EX-3.4 5 tm2122230d6_ex3-4.htm EXHIBIT 3.4

 

Exhibit 3.4

 

    Delaware  Page 1
    The First State   

 

I, JEFFREY W. BULLOCK, SECRETARY OF STATE OF THE STATE OF DELAWARE, DO HEREBY CERTIFY THE ATTACHED IS A TRUE AND CORRECT COPY OF THE CERTIFICATE OF AMENDMENT OF “PHOENIX MOTOR INC.”, FILED IN THIS OFFICE ON THE FOURTH DAY OF AUGUST, A.D. 2021, AT 10:51 O'CLOCK A.M.

 

 

  /s/ Jeffrey W. Bullock
  Jeffrey W. Bullock Secretary of State
 
   
   
3929882 8100 Authentication: 203838963
SR# 20212885865 Date: 08-04-21
You may verify this certificate online at corp.delaware.gov/authver.shtml

 

 

 

 

State of Delaware        
Secretary of State        
Division of Corporations        
Delivered 10:51 AM 08/04/2021        
FILED 10:51 AM 08/04/2021   CERTIFICATE OF AMENDMENT    
SR 20212885865 - File Number 3929882        

TO

 

AMENDED CERTIFICATE OF INCORPORATION

 

OF

 

PHOENIX MOTOR INC.

 

PHOENIX MOTOR INC. (the “Corporation”), a corporation organized and existing under and by virtue of the General Corporation Law of the State of Delaware, does hereby certify:

 

FIRST: The name of the Corporation is: Phoenix Motor Inc.

 

SECOND: The amended certificate of incorporation of the Corporation was filed with the Secretary of State on August 3, 2021 (“Amended Certificate of Incorporation”);

 

THIRD: The Board of Directors of the Corporation, acting in accordance with the provisions of Sections 141 and 242 of the General Corporation Law of the State of Delaware, adopted resolutions amending its Amended Certificate of Incorporation as follows:

 

Article V shall be amended to add the following provision in its entirety to the existing provisions of Article V, after the first paragraph:

 

“Upon the effective time (the “Effective Time”) of the filing of this Certificate of Amendment, each one (1) share of the Corporation’s Common Stock that is issued and outstanding or held by the Corporation as treasury stock immediately prior to the Effective Time (which shall include each fractional interest in Common Stock in excess of one (1) share held by any stockholder), is and shall be subdivided and reclassified into seventy thousand (70,000) fully paid, nonassessable shares of Common Stock (the “Forward Stock Split”).

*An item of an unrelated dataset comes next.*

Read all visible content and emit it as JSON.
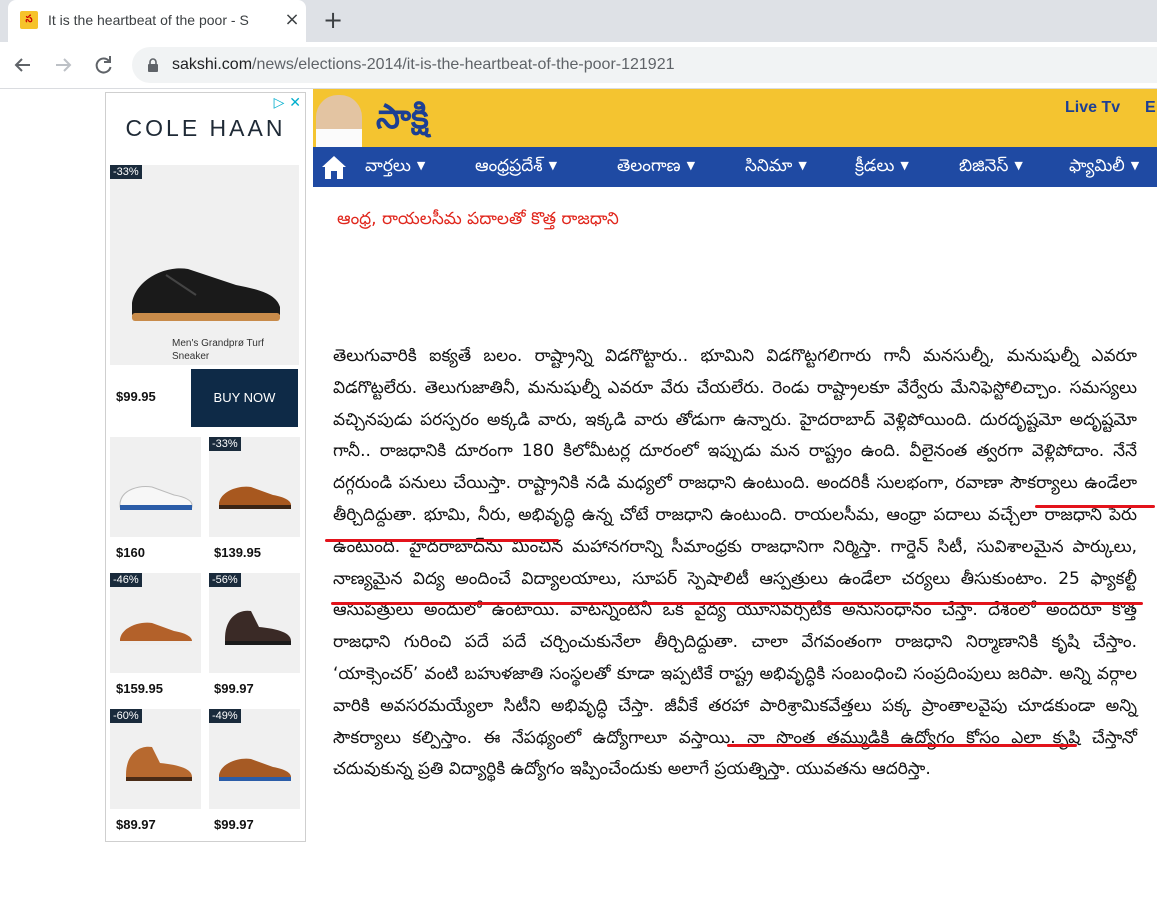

Each certificate that immediately prior to the Effective Time represented shares of Common Stock (“Old Certificates”) shall thereafter represent that number of shares of Common Stock into which the shares of Common Stock represented by the Old Certificate shall have been subdivided and reclassified. The authorized number of shares, and par value per share, of Common Stock shall not be affected by the Forward Stock Split.”

 

FOURTH: This Certificate of Amendment to the Amended Certificate of Incorporation was submitted to the stockholders of the Corporation and was duly adopted and approved in accordance with the provisions of Sections 228 and 242 of the General Corporate Law of the State of Delaware at the annual meeting of the stockholders of the

 

Corporation.

 

IN WITNESS WHEREOF, Phoenix Motor Inc. has caused this Certificate of Amendment to be signed by its Chief Executive Officer as of August 3, 2021.